I magistrati contabili della sezione delle Autonomie, con la deliberazione 11/2016, pubblicata sul sito il 1° aprile, hanno chiarito che il revisore dei conti di un Comune, nominato successivamente sia all’entrata in vigore dell’articolo 5, comma 5, del d.l. 78/2010 sia al nuovo sistema di nomina dell’organo di revisione degli Enti locali, ha diritto a percepire il compenso professionale ai sensi dell’articolo 241 del Tuel nel caso in cui sia Consigliere comunale in altra Provincia.

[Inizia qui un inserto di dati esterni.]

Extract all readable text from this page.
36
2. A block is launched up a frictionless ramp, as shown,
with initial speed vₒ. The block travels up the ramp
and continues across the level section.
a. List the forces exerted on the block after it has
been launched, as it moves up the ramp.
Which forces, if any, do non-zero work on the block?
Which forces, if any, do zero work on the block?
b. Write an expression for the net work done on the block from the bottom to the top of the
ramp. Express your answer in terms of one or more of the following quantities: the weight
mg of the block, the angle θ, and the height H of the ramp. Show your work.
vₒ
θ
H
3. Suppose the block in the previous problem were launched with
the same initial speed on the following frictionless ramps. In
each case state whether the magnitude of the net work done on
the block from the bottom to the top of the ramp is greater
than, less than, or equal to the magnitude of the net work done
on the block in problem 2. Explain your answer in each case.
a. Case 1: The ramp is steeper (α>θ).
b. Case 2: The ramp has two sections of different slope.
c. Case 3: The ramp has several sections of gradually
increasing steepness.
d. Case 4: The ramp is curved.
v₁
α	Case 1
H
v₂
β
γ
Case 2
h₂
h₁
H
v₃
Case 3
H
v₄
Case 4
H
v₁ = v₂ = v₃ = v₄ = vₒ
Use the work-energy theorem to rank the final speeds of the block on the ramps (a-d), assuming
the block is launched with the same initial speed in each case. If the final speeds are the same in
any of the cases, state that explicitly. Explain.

La sezione Autonomie è intervenuta a seguito della questione sollevata dalla Corte dei Conti del Veneto con la deliberazione 569/2015, in merito alla corretta interpretazione dell’articolo 5, comma 5, del d.l. 78/2010 secondo cui “Ferme le incompatibilità previste dalla normativa vigente, nei confronti dei titolari di cariche elettive, lo svolgimento di qualsiasi incarico conferito dalle pubbliche amministrazioni di cui al comma 3 dell’articolo 1 della legge 31 dicembre 2009 n. 196, inclusa la partecipazione ad organi collegiali di qualsiasi tipo, può dar luogo esclusivamente al rimborso delle spese sostenute; eventuali gettoni di presenza non possono superare l’importo di 30 euro a seduta”.

In particolare, era stato chiesto se il divieto di cumulo degli emolumenti trovi applicazione rispetto agli incarichi eventualmente conferiti all’amministratore nell’ambito della sua attività libero professionale, da enti diversi da quello di appartenenza.

I magistrati contabili hanno evidenziato che la norma non dispone un divieto di assunzione di ulteriori incarichi da parte dei titolari di cariche elettive, ma esclude la possibilità per costoro di percepire ulteriori emolumenti, facendo salvi i rimborsi spese e i gettoni di presenza per la partecipazione a sedute di organi.

Il legislatore, nell’ambito della norma, non distingue tra incarichi per funzioni istituzionali ed incarichi costituenti prestazioni professionali, ovvero, tra incarichi determinati ed obbligatori ex lege ed incarichi libero-professionali: la locuzione normativa “qualsiasi incarico conferito” preclude quindi all’interprete di operare distinzioni circa la natura dell’incarico medesimo.

Di conseguenza, il consigliere comunale che, in quanto avvocato o tecnico (ingegnere, geometra, architetto ecc.), fosse destinatario di un appalto di servizi (legale o tecnico) da parte di un’altra pubblica amministrazione, deve essere consapevole della tendenziale gratuità dell’incarico conferito.

Diverso il caso dell’incarico di revisore.

L’articolo 16, comma 25, del d.lgs. 138/2011 ha sostanzialmente modificato il sistema di reclutamento dell’organo di revisione, con la previsione che i componenti dell’organo di revisione non possono essere più scelti sulla base della mera iscrizione al registro professionale ed alla candidatura presentata al Consiglio, con conseguente nomina intuitu personae, ma devono essere estratti a sorte dalle Prefetture da un elenco formato a livello regionale composto da tutti i soggetti in possesso dei requisiti previsti dai principi contabili internazionali, della qualifica di revisori legali come disciplinata dal d.lgs. 39/2010 e di specifica qualificazione professionale (da dimostrare evidentemente col curriculum) in materia di contabilità e finanza pubblica locale, sulla base di criteri di professionalità e non meramente fiduciari.

Inoltre, l’articolo 35, comma 2-bis del d.l. 5/2012 prevede che “La disposizione di cui all’articolo 6, comma 2, del decreto-legge 31 maggio 2010, n.78, convertito, con modificazioni, dalla legge 30 luglio 2010, n. 122, si interpreta nel senso che il carattere onorifico della partecipazione agli organi collegiali e della titolarità di organi degli enti che comunque ricevono contributi a carico della finanza pubblica è previsto per gli organi diversi dai collegi dei revisori dei conti e sindacali e dai revisori dei conti”.

Secondo i magistrati contabili, la specificità assoluta di tali incarichi consente di configurare una eccezione al principio di tendenziale gratuità.

Con la conseguenza che il revisore, titolare di carica elettiva presso un altro ente, può percepire il compenso professionale ai sensi dell’articolo 241 del Tuel.